2. phpBB2.0.12 security vulnerability analysis and solution:
PhpBB 2.0.12 has two security vulnerabilities, one of which is very serious. This vulnerability allows any user to obtain management permissions. Another vulnerability may cause server path leakage. The first vulnerability exists in schemdes/sessions. in the PHP file, there is a problem with the type and comparison operations of the $ sessiondata ['autologinid'] variable. Remote attackers can forge special variable values and use operations to determine the user's validity to always return true results, in this way, any user can successfully authenticate as an administrator without knowing the password. The second vulnerability is in the viewtopic. php file.
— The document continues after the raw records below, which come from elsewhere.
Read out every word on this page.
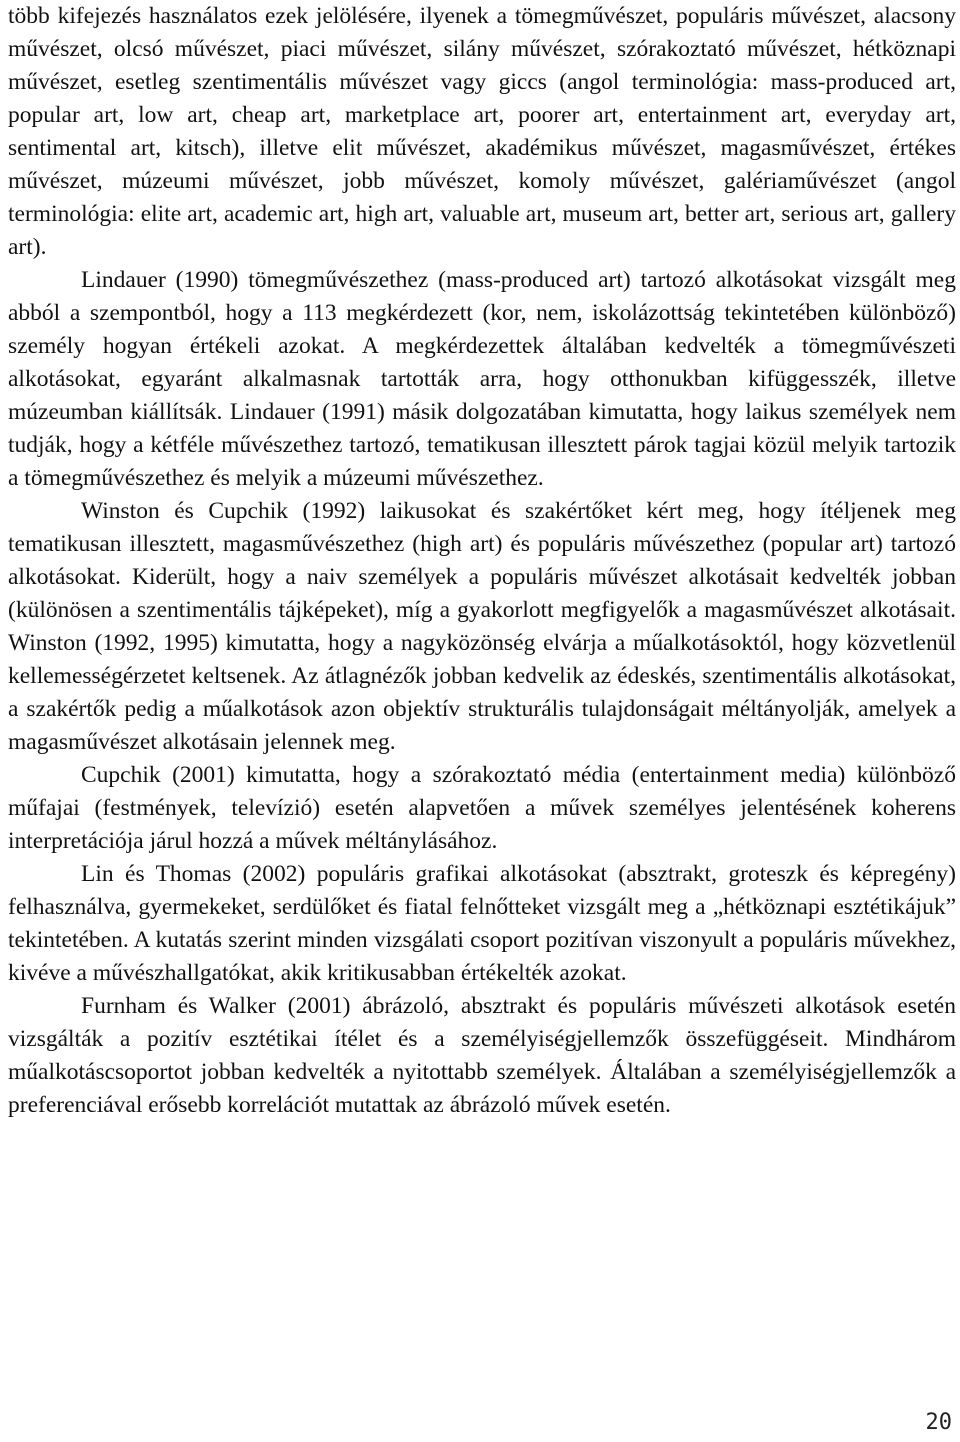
több kifejezés használatos ezek jelölésére, ilyenek a tömegművészet, populáris művészet, alacsony művészet, olcsó művészet, piaci művészet, silány művészet, szórakoztató művészet, hétköznapi művészet, esetleg szentimentális művészet vagy giccs (angol terminológia: mass-produced art, popular art, low art, cheap art, marketplace art, poorer art, entertainment art, everyday art, sentimental art, kitsch), illetve elit művészet, akadémikus művészet, magasművészet, értékes művészet, múzeumi művészet, jobb művészet, komoly művészet, galériaművészet (angol terminológia: elite art, academic art, high art, valuable art, museum art, better art, serious art, gallery art).

Lindauer (1990) tömegművészethez (mass-produced art) tartozó alkotásokat vizsgált meg abból a szempontból, hogy a 113 megkérdezett (kor, nem, iskolázottság tekintetében különböző) személy hogyan értékeli azokat. A megkérdezettek általában kedvelték a tömegművészeti alkotásokat, egyaránt alkalmasnak tartották arra, hogy otthonukban kifüggesszék, illetve múzeumban kiállítsák. Lindauer (1991) másik dolgozatában kimutatta, hogy laikus személyek nem tudják, hogy a kétféle művészethez tartozó, tematikusan illesztett párok tagjai közül melyik tartozik a tömegművészethez és melyik a múzeumi művészethez.

Winston és Cupchik (1992) laikusokat és szakértőket kért meg, hogy ítéljenek meg tematikusan illesztett, magasművészethez (high art) és populáris művészethez (popular art) tartozó alkotásokat. Kiderült, hogy a naiv személyek a populáris művészet alkotásait kedvelték jobban (különösen a szentimentális tájképeket), míg a gyakorlott megfigyelők a magasművészet alkotásait. Winston (1992, 1995) kimutatta, hogy a nagyközönség elvárja a műalkotásoktól, hogy közvetlenül kellemességérzetet keltsenek. Az átlagnézők jobban kedvelik az édeskés, szentimentális alkotásokat, a szakértők pedig a műalkotások azon objektív strukturális tulajdonságait méltányolják, amelyek a magasművészet alkotásain jelennek meg.

Cupchik (2001) kimutatta, hogy a szórakoztató média (entertainment media) különböző műfajai (festmények, televízió) esetén alapvetően a művek személyes jelentésének koherens interpretációja járul hozzá a művek méltánylásához.

Lin és Thomas (2002) populáris grafikai alkotásokat (absztrakt, groteszk és képregény) felhasználva, gyermekeket, serdülőket és fiatal felnőtteket vizsgált meg a „hétköznapi esztétikájuk” tekintetében. A kutatás szerint minden vizsgálati csoport pozitívan viszonyult a populáris művekhez, kivéve a művészhallgatókat, akik kritikusabban értékelték azokat.

Furnham és Walker (2001) ábrázoló, absztrakt és populáris művészeti alkotások esetén vizsgálták a pozitív esztétikai ítélet és a személyiségjellemzők összefüggéseit. Mindhárom műalkotáscsoportot jobban kedvelték a nyitottabb személyek. Általában a személyiségjellemzők a preferenciával erősebb korrelációt mutattak az ábrázoló művek esetén.

20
Due to insufficient message filtering, path leakage is possible. Remote attackers can exploit this vulnerability to obtain management permissions. Solution: Upgrade the version to 2.0.14.
Steps:
1. Database Backup:
PhpBB2 can back up its own data. Click "normal management"-"database tool management: Backup"-"select overall backup option" on the forum administrator control panel of phpBB2 ", you can complete the overall backup of Forum data, as shown in figure-4.

Figure-4 data backup for the phpBB2 Forum
The backup file is phpbb_db_backup. SQL. It can be seen that it is an SQL file.